DEM modeling of large-scale triaxial test of rock clasts considering realistic particle shapes and flexible membrane boundary

Abstract

This paper presents a novel framework for the discrete modeling of the large-scale triaxial test of rock clasts, considering both the realistic particle shapes and veritable flexible boundary condition. First, real-shaped particle models for the tested rock clasts are precisely reconstructed using the close-range photogrammetry technique. The rubber membrane was modeled by a series of bonded particles. Then, the laboratory procedures of the triaxial test, i.e., sample preparation, isotropic compression, and shearing, are reproduced in the DEM simulations with consideration of the veritable confining boundary. To ensure more reliable numerical results, a systematic DEM calibration framework is established to determine the modeling parameters based on a series of calibration experiments, including tensile test, suspension test, clast-membrane sliding test, and large-scale triaxial test.
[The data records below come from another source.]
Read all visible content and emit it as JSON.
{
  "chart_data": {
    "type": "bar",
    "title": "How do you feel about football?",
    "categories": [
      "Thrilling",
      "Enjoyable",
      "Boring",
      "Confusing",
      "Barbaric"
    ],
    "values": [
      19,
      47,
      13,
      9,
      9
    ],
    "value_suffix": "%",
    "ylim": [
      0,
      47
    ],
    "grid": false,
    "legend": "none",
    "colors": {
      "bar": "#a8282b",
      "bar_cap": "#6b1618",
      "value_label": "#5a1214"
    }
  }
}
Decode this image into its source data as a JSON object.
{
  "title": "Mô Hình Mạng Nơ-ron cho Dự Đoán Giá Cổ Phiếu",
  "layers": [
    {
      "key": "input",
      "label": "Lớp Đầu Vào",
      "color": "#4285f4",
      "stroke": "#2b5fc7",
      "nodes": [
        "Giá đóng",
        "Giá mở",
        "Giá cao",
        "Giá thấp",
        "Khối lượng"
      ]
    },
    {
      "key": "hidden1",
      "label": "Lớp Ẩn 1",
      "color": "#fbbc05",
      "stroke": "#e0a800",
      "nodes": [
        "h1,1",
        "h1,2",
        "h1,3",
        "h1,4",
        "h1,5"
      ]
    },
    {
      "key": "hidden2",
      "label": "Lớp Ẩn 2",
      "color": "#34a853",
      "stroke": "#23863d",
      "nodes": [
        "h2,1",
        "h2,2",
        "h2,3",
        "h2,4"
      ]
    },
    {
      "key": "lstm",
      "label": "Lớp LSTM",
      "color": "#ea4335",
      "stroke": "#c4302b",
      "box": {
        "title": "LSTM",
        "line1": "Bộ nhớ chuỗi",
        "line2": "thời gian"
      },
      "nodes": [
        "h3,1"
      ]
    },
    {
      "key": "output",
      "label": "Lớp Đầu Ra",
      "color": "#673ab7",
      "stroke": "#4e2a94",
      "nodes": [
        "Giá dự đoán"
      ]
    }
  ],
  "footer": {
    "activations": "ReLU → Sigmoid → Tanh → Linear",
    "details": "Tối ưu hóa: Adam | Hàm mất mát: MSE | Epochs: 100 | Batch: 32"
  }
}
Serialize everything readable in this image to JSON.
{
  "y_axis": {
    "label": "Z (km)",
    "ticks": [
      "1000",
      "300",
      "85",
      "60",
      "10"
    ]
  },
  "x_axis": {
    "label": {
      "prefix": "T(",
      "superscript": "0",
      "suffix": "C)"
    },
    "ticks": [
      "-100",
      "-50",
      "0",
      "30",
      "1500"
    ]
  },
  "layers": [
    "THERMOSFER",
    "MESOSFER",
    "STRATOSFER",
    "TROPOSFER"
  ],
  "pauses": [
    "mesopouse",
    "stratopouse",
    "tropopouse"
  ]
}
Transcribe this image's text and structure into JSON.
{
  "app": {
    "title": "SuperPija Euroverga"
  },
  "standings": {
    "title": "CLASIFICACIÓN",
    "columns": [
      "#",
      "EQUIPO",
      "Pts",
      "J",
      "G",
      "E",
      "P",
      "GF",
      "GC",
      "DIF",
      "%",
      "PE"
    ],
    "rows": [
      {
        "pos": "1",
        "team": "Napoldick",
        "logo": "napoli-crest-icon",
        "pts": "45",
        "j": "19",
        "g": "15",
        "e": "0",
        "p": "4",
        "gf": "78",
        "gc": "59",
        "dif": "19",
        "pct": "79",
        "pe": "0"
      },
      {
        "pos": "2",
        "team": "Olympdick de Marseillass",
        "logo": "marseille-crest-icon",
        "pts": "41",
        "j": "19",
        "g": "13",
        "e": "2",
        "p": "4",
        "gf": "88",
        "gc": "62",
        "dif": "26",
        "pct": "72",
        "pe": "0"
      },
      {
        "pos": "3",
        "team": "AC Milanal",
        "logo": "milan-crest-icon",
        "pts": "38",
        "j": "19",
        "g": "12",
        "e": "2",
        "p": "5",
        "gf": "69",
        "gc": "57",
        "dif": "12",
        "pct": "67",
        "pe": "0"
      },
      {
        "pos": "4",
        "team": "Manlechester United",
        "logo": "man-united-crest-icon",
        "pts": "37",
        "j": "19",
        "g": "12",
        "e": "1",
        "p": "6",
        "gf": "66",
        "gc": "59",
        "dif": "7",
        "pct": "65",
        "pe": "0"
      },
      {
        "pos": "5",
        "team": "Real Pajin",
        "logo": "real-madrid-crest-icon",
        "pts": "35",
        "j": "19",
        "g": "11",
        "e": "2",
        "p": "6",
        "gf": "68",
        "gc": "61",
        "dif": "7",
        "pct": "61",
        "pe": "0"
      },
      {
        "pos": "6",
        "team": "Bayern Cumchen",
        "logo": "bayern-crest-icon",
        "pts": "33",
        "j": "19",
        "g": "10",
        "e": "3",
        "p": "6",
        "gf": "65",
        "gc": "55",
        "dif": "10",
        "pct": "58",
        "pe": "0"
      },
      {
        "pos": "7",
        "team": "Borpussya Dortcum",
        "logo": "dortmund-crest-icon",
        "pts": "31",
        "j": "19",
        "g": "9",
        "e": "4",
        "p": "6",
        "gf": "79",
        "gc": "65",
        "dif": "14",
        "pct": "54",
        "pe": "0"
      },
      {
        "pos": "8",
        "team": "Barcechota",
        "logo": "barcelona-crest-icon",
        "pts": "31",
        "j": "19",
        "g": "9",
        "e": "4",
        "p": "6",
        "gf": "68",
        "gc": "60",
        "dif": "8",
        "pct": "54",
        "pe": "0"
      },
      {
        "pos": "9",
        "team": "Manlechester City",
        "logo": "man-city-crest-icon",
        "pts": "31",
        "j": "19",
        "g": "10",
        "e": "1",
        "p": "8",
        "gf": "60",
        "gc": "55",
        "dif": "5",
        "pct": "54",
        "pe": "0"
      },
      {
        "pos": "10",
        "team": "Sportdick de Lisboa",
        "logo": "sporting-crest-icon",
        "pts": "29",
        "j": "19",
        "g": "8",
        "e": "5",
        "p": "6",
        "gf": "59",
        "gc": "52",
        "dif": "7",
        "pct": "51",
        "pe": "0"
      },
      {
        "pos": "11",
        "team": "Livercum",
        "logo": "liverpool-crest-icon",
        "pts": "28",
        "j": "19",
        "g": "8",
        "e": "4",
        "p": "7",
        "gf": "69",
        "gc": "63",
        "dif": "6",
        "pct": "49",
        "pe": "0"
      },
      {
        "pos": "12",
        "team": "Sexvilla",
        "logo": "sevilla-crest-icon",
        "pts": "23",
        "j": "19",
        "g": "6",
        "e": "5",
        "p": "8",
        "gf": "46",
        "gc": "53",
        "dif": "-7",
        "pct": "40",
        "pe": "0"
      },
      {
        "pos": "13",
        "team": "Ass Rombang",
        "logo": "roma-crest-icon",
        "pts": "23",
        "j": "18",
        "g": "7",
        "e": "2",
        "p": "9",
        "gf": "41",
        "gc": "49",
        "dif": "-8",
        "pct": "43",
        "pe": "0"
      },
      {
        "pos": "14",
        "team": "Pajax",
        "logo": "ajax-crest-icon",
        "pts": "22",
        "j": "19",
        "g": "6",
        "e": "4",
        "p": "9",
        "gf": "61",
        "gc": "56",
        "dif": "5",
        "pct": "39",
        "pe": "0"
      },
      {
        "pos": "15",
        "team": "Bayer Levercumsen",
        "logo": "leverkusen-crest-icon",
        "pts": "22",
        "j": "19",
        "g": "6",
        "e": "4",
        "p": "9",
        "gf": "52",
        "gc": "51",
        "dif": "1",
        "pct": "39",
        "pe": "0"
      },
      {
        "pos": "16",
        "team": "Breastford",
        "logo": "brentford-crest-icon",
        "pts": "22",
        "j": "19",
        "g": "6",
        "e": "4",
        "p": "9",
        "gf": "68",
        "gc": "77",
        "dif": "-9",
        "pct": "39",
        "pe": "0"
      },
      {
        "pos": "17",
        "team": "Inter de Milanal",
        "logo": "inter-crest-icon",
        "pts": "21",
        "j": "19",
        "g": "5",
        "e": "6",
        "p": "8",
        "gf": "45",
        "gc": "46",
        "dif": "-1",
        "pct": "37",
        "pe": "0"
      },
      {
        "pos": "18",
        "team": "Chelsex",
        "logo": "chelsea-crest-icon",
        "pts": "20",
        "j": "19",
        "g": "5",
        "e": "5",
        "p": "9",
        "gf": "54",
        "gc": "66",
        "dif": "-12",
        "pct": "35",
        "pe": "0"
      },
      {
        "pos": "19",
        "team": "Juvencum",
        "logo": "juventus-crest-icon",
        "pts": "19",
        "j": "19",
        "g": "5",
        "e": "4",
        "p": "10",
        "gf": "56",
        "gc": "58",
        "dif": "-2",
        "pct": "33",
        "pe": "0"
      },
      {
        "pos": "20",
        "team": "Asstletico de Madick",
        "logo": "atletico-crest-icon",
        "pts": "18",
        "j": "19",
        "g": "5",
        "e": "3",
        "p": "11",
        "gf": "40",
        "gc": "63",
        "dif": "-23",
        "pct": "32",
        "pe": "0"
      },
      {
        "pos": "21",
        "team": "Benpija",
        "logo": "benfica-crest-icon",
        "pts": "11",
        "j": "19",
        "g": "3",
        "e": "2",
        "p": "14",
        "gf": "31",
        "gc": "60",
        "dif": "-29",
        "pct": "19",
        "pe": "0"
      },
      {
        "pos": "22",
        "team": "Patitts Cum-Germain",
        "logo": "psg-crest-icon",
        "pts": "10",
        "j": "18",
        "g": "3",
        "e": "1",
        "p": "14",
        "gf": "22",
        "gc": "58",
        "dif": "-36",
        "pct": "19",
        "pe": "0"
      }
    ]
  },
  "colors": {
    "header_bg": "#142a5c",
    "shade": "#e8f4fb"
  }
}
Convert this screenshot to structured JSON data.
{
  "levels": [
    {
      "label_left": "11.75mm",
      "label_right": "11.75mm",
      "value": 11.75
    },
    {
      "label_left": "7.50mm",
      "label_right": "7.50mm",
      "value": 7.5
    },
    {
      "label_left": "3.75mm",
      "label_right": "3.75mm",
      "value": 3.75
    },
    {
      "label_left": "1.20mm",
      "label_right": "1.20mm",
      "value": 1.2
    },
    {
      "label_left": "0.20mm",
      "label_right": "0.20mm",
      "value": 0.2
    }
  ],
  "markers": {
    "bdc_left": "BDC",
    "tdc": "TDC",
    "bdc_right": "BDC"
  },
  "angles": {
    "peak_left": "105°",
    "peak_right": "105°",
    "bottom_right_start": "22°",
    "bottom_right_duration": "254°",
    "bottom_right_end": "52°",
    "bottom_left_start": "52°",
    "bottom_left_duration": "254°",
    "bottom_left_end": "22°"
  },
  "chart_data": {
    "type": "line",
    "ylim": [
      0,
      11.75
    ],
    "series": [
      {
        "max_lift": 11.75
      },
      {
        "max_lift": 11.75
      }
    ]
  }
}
Finally, the proposed method is applied to investigate the effects of confining pressure on the macro- and micro-mechanical behaviors of rock clasts. The presented works lay a foundation for further studies on revealing the mechanisms of the conventional triaxial test, e.g., the effect of end restraint and rubber membrane. Moreover, the proposed systematic framework for calibration of modeling parameters can be applied to precisely capture the real mechanical properties of various types of granular rock-like materials in DEM simulations.